John Leung Chi-yan, the Insurance Authority’s chief executive, is complaining of lack of sleep.

In his budget statement on February 28, Financial Secretary Paul Chan handed the Insurance Authority, or IA, two new assignments, piling on the pressure for the newly constituted regulatory body.

When Chan delivered his speech he asked the watchdog to draw up guidelines for tax concessions on deferred annuity products, in order to improve retirement planning for Hong Kong’s aging population.

He also wanted the IA to make Hong Kong more attractive for insurance companies.

“I will ask the Insurance Authority to explore ways of enhancing Hong Kong's competitiveness as an insurance hub, including tax arrangements and other regulatory requirements, in collaboration with the industry,” said Chan.

Leung interpreted this mandate in part as developing IA’s “role as a risk management hub for the mainland and infrastructure products under the Belt and Road Initiative”.

The IA was set up in June as an independent regulator to protect policyholders and improve the competitiveness of Hong Kong’s insurance industry. Leung’s role as its head was always transitory. He is moving on when his secondment ends in late June to another government role.

On the side lines of AsianInvestor's insurance investment forum in Hong Kong on Thursday, Leung said that a paper on the city’s role in China's Belt and Road Initiative would be ready before he leaves the office.

“We are in the last stage of the recruitment exercise so you will hear about the new CEO of the IA very soon,” said Leung, who was formerly the city’s Commissioner of Insurance, a civil service post.

Industry insiders told FinanceAsia, sister publication of AsianInvestor, that Leung’s boots have been very difficult to fill.

Insurance specialists expect a Hong Kong local to be the new face of the IA. The person will have to familiar with the dynamics of Hong Kong politics and be able to command the respect of global insurance companies, many of which see Hong Kong as their hub for pan-Asian operations, they said.

Speculation is rife as to who the new permanent chief executive will be. A foreigner looks politically unacceptable, reducing the pool of possibilities.

“I’ve heard the new head will be a civil servant, not somebody from the [insurance] industry,” the head of Hong Kong operations for an international insurer told AsianInvestor.

The new person will have some sizeable responsibilities. One of the first will be to finish filling out its ranks. The IA is believed to have around 180 employees at present, but Leung said it should have 300 when fully-staffed. He said that he hoped to have around 200 to 220 by the time he leaves.

BELT & ROAD
During his tenure at the IA, Leung has been working to promote the business and investment opportunities, as well as the risks, posed by Belt and Road for Hong Kong-based insurers.

For Leung, insurance companies could help bring to life President Xi Jinping’s ambition to revitalise China’s ancient road and sea trade routes for the 21st century, boosting cross-border trade across more than 60 countries.

Hong Kong is in pole position to provide reinsurance services for the mainland Chinese insurers underwriting Belt and Road infrastructure projects.
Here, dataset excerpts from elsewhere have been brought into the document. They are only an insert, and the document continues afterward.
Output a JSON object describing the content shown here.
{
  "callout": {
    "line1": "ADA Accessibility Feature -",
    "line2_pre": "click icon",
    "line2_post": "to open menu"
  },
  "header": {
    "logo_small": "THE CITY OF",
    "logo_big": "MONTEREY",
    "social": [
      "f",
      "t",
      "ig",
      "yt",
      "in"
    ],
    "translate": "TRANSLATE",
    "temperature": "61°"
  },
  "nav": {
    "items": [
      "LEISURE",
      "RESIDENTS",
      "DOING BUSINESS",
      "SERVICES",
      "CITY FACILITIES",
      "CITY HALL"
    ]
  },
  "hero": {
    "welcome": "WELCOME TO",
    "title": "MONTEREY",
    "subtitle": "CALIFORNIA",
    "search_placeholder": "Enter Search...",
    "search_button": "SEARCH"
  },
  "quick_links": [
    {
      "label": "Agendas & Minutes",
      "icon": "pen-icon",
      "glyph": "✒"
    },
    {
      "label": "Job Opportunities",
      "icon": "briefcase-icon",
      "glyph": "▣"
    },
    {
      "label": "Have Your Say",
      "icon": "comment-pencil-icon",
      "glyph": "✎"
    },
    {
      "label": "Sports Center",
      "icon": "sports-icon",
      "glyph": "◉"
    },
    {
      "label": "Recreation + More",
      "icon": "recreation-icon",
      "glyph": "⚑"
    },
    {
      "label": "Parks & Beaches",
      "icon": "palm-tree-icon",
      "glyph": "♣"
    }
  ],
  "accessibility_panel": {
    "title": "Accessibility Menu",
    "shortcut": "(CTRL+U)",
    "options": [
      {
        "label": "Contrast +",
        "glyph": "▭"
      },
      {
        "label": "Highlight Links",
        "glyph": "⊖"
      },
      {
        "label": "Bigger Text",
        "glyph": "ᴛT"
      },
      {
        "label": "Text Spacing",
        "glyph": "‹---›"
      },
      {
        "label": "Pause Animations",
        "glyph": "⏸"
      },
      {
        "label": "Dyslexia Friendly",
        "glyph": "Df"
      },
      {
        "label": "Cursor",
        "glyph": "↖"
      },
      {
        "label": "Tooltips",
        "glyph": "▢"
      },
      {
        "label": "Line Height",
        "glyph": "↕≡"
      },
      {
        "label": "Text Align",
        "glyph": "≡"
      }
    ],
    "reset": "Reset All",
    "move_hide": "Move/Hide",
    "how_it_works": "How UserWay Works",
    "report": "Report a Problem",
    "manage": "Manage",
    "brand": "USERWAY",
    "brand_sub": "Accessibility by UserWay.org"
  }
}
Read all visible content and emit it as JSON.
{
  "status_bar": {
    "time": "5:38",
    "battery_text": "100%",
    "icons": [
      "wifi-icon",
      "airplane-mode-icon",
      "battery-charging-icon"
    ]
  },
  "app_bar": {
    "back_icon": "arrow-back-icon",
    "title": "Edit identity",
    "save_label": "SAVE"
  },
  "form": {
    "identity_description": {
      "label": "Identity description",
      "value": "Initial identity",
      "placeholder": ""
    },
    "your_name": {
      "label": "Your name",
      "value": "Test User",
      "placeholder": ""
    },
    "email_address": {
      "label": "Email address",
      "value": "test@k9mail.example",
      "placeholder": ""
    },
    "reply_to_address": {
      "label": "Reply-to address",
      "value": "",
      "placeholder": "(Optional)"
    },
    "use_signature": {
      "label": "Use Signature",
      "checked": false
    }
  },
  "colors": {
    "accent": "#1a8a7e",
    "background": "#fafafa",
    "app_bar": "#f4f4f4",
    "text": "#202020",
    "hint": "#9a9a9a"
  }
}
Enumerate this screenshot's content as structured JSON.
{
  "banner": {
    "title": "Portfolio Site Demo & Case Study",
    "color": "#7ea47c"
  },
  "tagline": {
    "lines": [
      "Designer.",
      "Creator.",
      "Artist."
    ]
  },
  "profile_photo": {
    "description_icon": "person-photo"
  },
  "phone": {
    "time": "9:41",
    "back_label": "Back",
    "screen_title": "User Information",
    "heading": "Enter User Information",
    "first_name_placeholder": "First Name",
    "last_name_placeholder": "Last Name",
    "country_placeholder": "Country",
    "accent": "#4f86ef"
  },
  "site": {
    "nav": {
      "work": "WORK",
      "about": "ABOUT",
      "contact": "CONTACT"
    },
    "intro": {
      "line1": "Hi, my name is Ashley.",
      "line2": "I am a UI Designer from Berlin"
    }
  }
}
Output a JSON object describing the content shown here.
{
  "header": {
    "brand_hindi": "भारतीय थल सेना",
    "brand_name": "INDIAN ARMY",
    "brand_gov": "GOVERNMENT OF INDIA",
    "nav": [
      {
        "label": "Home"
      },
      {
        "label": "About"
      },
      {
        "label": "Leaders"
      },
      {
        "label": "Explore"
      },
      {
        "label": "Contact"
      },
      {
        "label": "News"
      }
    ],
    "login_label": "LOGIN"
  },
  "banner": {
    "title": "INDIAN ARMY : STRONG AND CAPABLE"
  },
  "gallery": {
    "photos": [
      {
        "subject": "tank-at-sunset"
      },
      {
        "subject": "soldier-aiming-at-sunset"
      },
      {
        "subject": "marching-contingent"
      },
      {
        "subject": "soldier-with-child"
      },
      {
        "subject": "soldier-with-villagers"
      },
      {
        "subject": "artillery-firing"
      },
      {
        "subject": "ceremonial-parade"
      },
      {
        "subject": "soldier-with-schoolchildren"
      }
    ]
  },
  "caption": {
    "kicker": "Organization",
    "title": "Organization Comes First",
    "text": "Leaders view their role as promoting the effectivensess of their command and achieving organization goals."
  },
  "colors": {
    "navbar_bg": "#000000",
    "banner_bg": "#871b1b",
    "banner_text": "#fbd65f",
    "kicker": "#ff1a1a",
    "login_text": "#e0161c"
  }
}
The two jurisdictions’ regulators struck a deal in May to move towards mutual recognition of each other’s solvency regimes.

They are at slightly different levels of modernisation. China adopted a risk-based capital regime, China Risk Oriented Solvency System (C-Ross), with effect from January 1, 2016. In Hong Kong there is an ongoing consultation on an updated risk-based capital regime.

China’s C-Ross accords unfavourable capital treatment for reinsurance with reinsurers that are not authorised by its insurance regulator, the China Insurance Regulatory Commission (CIRC). This originally included Hong Kong-authorised reinsurers, but under the new agreement they now benefit from Hong Kong’s solvency regime being recognised as being equivalent under C-Ross.

The next step is for the CIRC and the IA to work out a more detailed equivalence regime. This should be completed within four years.

On the sidelines of the conference, Leung said insurers should expect progress on equivalence shortly.

Insurance professionals at the conference voiced some concerns about the ease of investing in Belt and Road projects, which are mostly infrastructure related.

“If we have one part of the government encouraging us to invest in infrastructure and yet we’re getting a very high capital charge because it is unrated debt I don’t see how the market can take off,” said Paul Carrett, the chief investment officer at Hong Kong-headquartered insurance company FWD.